Dangote’s 650,000 barrels per day refinery has been trying to secure crude supplies from the United States following the inability of Nigeria to ramp up production.

The refinery, which is the largest in Africa and Europe when it reaches full capacity, has since commenced the sale of diesel and aviation, but its petrol is yet to hit the market.

The National Vice President of the IPMAN, Hammed Fashola, said that the Dangote refinery can supply fuel to Nigeria and West Africa.

“We are happy about it and I believe it is possible when you consider the capacity of the refinery. Due to the capacity, I think the Dangote refinery can satisfy our needs as far as petroleum products are concerned, especially petrol. He can even satisfy other West African countries. It is good news,” Fashola stated.

The IPMAN leader expressed the eagerness of marketers to start lifting fuel from the refinery, saying, “We are all waiting, we are eager for the commencement of the lifting on petroleum products from Dangote refinery, especially petrol”.

Asked if the marketers were expecting a price cut like it happened when the refinery started selling diesel, Fashola retorted that the price may not go back to the N200 per litre that it was before the removal of fuel subsidies, but there would be a marginal reduction.

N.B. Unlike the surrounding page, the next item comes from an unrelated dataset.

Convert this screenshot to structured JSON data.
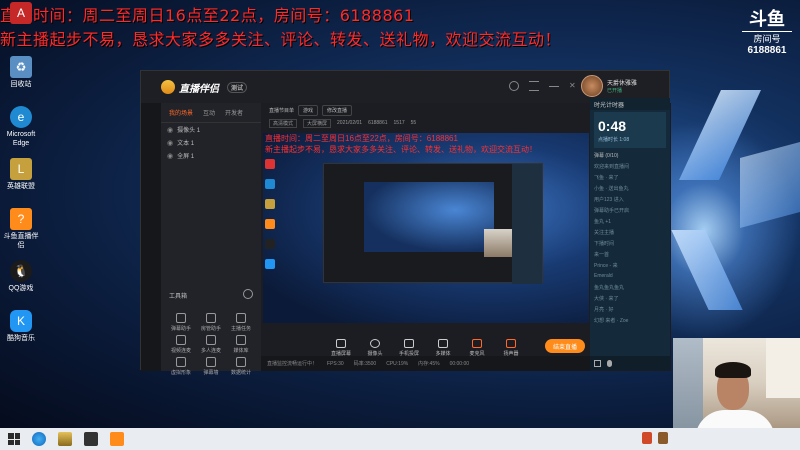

“On price, I don’t want to predict, but when you look at it from the angle of common sense, the price cannot come back to our old price, but I believe there should be some changes in terms of price because when you look at other factors associated with imported petroleum products, there are some costs that will be cut off, not the major ones; but I believe there will be a little price difference,” he maintained.

The marketer stressed that the private refinery would put an end to fuel scarcity in Nigeria as the product would no longer be imported.